Date of Award

Spring 5-2014

Degree Type

Dissertation

Degree Name

Doctor of Philosophy (PhD)

Department

Curriculum, Instruction, and Special Education

Committee Chair

Dr. Taralyn Hartsell

Committee Chair Department

Curriculum, Instruction, and Special Education

Committee Member 2

Dr. Lilian Hill

Committee Member 2 Department

Educational Studies and Research

Committee Member 3

Dr. Kyna Shelley

Committee Member 3 Department

Educational Studies and Research

Committee Member 4

Dr. Shuyan Wang

Committee Member 4 Department

Curriculum, Instruction, and Special Education

Abstract

The study compared traditional and nontraditional students’ attitudes about the psychosocial learning environment and their influence on self-efficacy, enjoyment of online learning, and student satisfaction by using Moos’ (1979) Model of Environmental and Personal Variables and the three dimensions of social climate as its theoretical framework. Traditional and nontraditional students were selected based on known differences between their personal characteristics/traits. A total of 151 undergraduate students taking online classes at a university in the southeastern United States participated in the online quantitative pretest/posttest. The findings revealed that nontraditional students preferred less student interaction and collaboration and more asynchronicity than traditional students. Nontraditional students also had a higher degree of enjoyment of online learning and a higher satisfaction with the degree of asynchronicity in their online courses compared to traditional students.

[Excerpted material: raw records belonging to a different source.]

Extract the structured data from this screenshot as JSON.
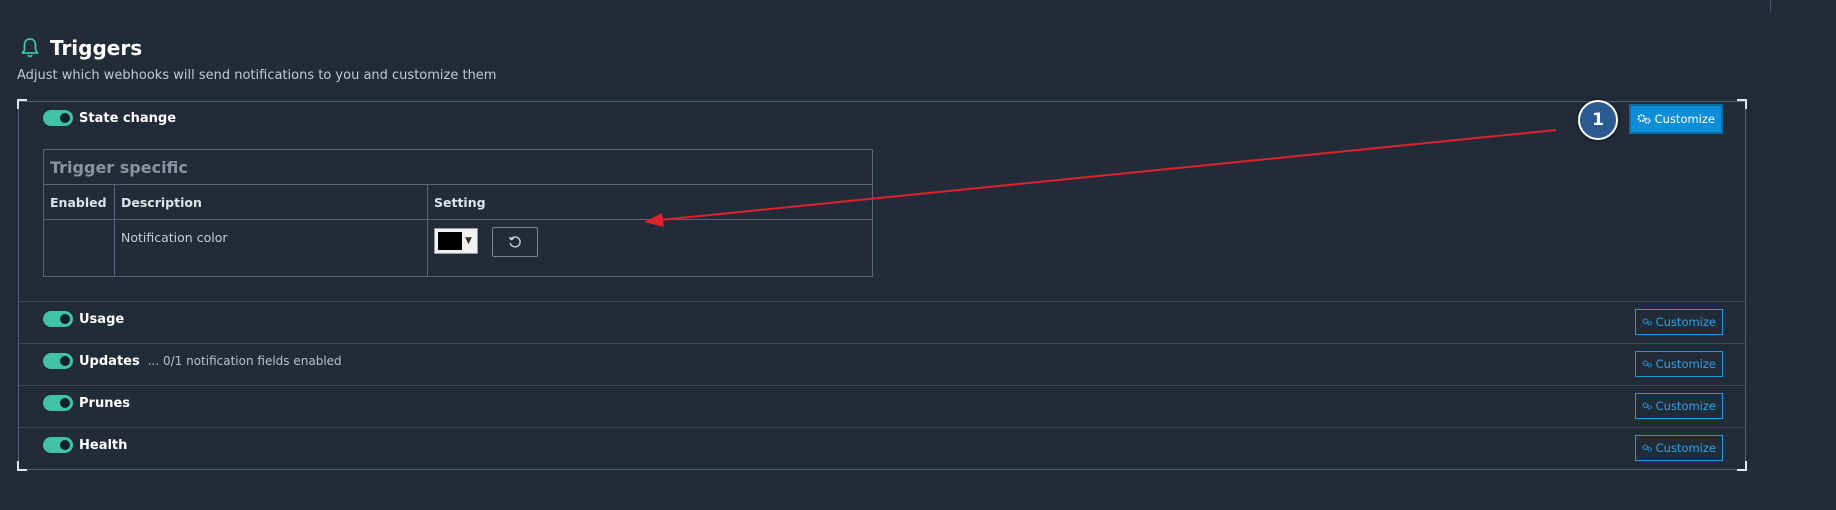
{
  "header": {
    "title": "Triggers",
    "subtitle": "Adjust which webhooks will send notifications to you and customize them"
  },
  "triggers": [
    {
      "label": "State change",
      "extra": "",
      "enabled": true,
      "customize": "Customize"
    },
    {
      "label": "Usage",
      "extra": "",
      "enabled": true,
      "customize": "Customize"
    },
    {
      "label": "Updates",
      "extra": "... 0/1 notification fields enabled",
      "enabled": true,
      "customize": "Customize"
    },
    {
      "label": "Prunes",
      "extra": "",
      "enabled": true,
      "customize": "Customize"
    },
    {
      "label": "Health",
      "extra": "",
      "enabled": true,
      "customize": "Customize"
    }
  ],
  "table": {
    "title": "Trigger specific",
    "headers": [
      "Enabled",
      "Description",
      "Setting"
    ],
    "row": {
      "description": "Notification color",
      "color_value": "#000000"
    }
  },
  "annotation": {
    "step": "1"
  },
  "colors": {
    "accent": "#0e8ed9",
    "toggle": "#3fc3a4",
    "arrow": "#e0222a",
    "background": "#222b38"
  },
  "icons": {
    "bell": "bell-icon",
    "gears": "gears-icon",
    "reset": "reset-icon",
    "caret": "chevron-down-icon"
  }
}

Additionally, the study found significant and positive associations between academic self-efficacy and psychosocial learning environment variables that include teacher support, student interaction and collaboration, authentic learning, student autonomy, equity, asynchronicity, computer use, and personal relevance. There were also significant and positive associations between online self-efficacy and student autonomy. The study also indicated significant and positive associations between enjoyment of online learning and psychosocial learning environment variables that include computer use, authentic learning, asynchronicity, teacher support, personal relevance, and asynchronicity. Last, there were significant and positive associations between self-efficacy and enjoyment of online learning.